HSBC’s Douglas Flint Warns Of A Possible Harm To UK Lending

Douglas Flint, chairman of HSBC, said that the new committee – chaired by Bank Governor Mervyn King – is likely to reduce capital in the financial system and, as a result, harm business lending. In an outspoken speech, Flint said the committee’s pending statutory powers “could easily materially impact access to credit and its pricing.”

The caution from Flint, one of the UK banking sector’s elder statesmen, will be seen as a shot across the bows of the Bank ahead of legislation designed to formalize the FPC’s creation as part of the Financial Services bill in next month’s Queen’s Speech.

His comments come three weeks after Peter Sands, chief executive of Standard Chartered, blasted the new financial oversight committee’s approach as “extremely interventionist and extraordinarily blinkered.” Sands said he was “dismayed” by the FPC’s call for extensive powers to control the UK’s financial system.

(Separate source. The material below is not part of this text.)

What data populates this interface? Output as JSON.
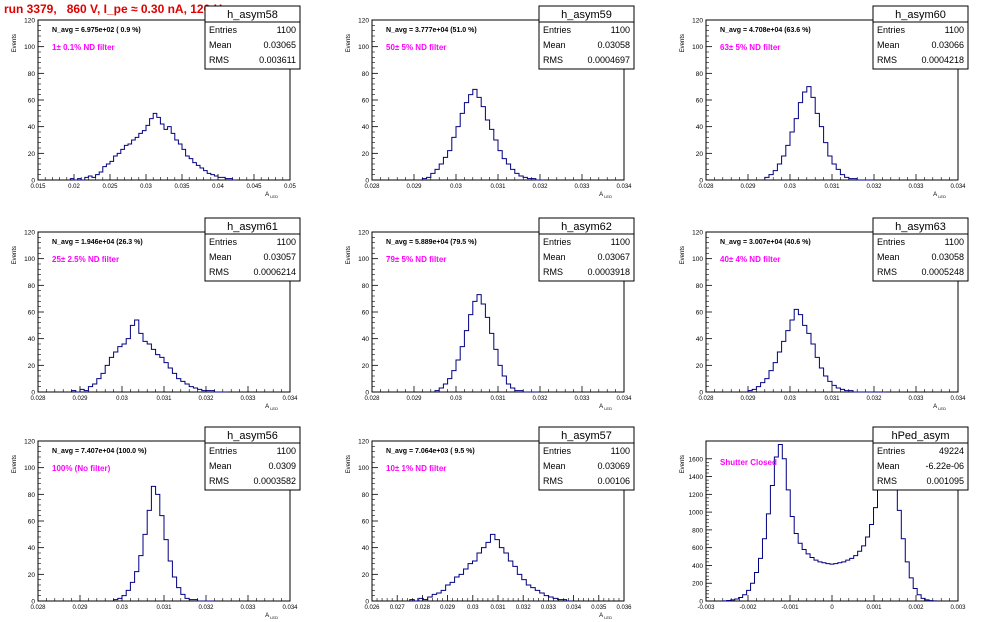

In the speech, given to the annual conference of the Association of Corporate Treasurers (ACT) in Liverpool, Flint noted that the FPC is beginning “to articulate how it wishes to exercise its statutory powers” including sectoral capital requirements – where banks would have to post more money against companies in specific risky sectors – and possibly a time varying liquidity tool.

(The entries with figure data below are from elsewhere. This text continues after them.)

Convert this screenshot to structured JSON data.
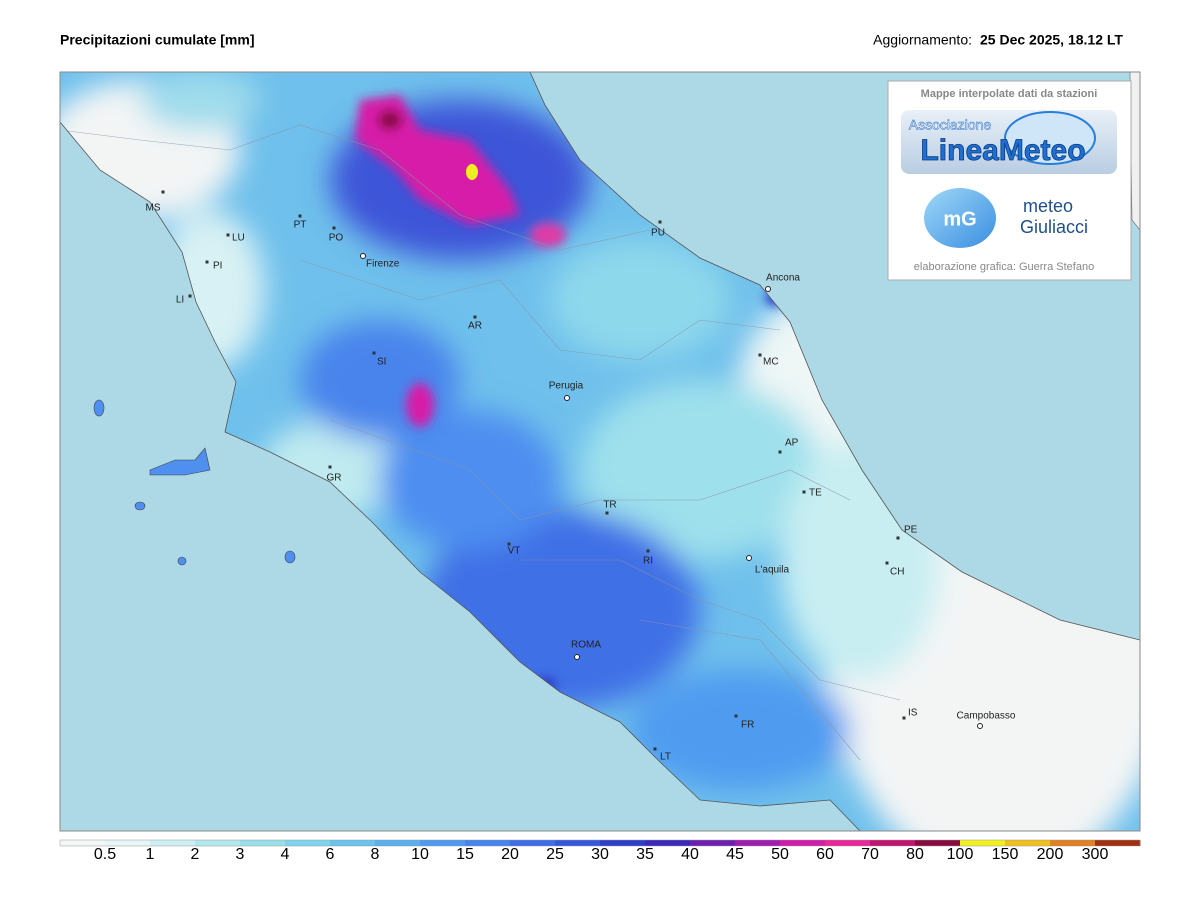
{
  "header": {
    "title": "Precipitazioni cumulate [mm]",
    "update_label": "Aggiornamento:",
    "update_value": "25 Dec 2025, 18.12 LT"
  },
  "credits": {
    "heading": "Mappe interpolate dati da stazioni",
    "logo_small": "Associazione",
    "logo_main": "LineaMeteo",
    "badge": "mG",
    "brand_top": "meteo",
    "brand_bottom": "Giuliacci",
    "footer": "elaborazione grafica: Guerra Stefano"
  },
  "places": [
    "MS",
    "LU",
    "PI",
    "LI",
    "PT",
    "PO",
    "Firenze",
    "AR",
    "SI",
    "GR",
    "Perugia",
    "PU",
    "Ancona",
    "MC",
    "AP",
    "TE",
    "PE",
    "CH",
    "TR",
    "VT",
    "RI",
    "L'aquila",
    "ROMA",
    "FR",
    "LT",
    "IS",
    "Campobasso"
  ],
  "legend": {
    "values": [
      0.5,
      1,
      2,
      3,
      4,
      6,
      8,
      10,
      15,
      20,
      25,
      30,
      35,
      40,
      45,
      50,
      60,
      70,
      80,
      100,
      150,
      200,
      300
    ],
    "colors": [
      "#f4f6f6",
      "#e6f6f6",
      "#cdeff1",
      "#b2e8ee",
      "#98dfea",
      "#7ed4ec",
      "#69c3ec",
      "#5baff0",
      "#4d9af0",
      "#4583ee",
      "#3d6de8",
      "#3557dd",
      "#2c3fcb",
      "#3b28b8",
      "#6c1fb0",
      "#a01cb0",
      "#d11ca8",
      "#e8289a",
      "#c01470",
      "#8a0a40",
      "#f0f020",
      "#f0c020",
      "#e08020",
      "#a03010"
    ]
  }
}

“I see this as a significant new risk for you all to get to understand, as a change in sectoral capital risks could easily materially impact access to credit and its pricing,” he warned.
He added: “The landscape remains massively uncertain both as to when the period of reform will come to a close and what the landscape for the capitalization, shape and returns of the banking industry might be.”
He went on to say that this “touches on broader issues of global consistency and whether the regulatory agenda is favoring a transactional model over a relationship banking model.”

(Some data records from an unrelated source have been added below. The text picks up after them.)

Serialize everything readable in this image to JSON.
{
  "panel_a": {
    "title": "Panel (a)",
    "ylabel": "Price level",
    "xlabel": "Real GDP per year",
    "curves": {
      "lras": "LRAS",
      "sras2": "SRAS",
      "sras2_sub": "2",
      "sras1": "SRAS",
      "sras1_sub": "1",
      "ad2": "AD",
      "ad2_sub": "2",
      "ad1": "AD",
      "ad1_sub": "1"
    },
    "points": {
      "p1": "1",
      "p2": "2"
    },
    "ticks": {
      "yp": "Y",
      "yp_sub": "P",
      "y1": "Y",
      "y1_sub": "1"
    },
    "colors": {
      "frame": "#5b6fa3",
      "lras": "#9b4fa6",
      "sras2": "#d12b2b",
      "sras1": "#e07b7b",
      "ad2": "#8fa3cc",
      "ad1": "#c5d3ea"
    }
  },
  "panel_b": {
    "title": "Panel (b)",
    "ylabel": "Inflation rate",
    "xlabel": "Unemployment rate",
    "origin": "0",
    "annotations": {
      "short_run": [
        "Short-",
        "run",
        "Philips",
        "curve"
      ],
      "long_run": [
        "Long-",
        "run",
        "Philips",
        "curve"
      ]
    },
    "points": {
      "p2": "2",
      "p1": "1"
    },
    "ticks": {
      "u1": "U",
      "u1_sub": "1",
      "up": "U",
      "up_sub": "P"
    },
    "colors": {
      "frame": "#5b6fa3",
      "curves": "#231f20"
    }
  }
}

Flint has been one of the staunchest opponents of raising capital levels to unnecessarily high levels, but his comments about the FPC are thought to be the first time he has spoken publicly about the Bank committee.
At the end of the speech, he called on delegates to lobby the Government. The FPC, which has been meeting ahead of its powers hitting the statute book, was designed in response to the 2008 financial crisis, and intended to monitor the economy of the UK, looking at macro-economic and financial issues, The Telegraph reported.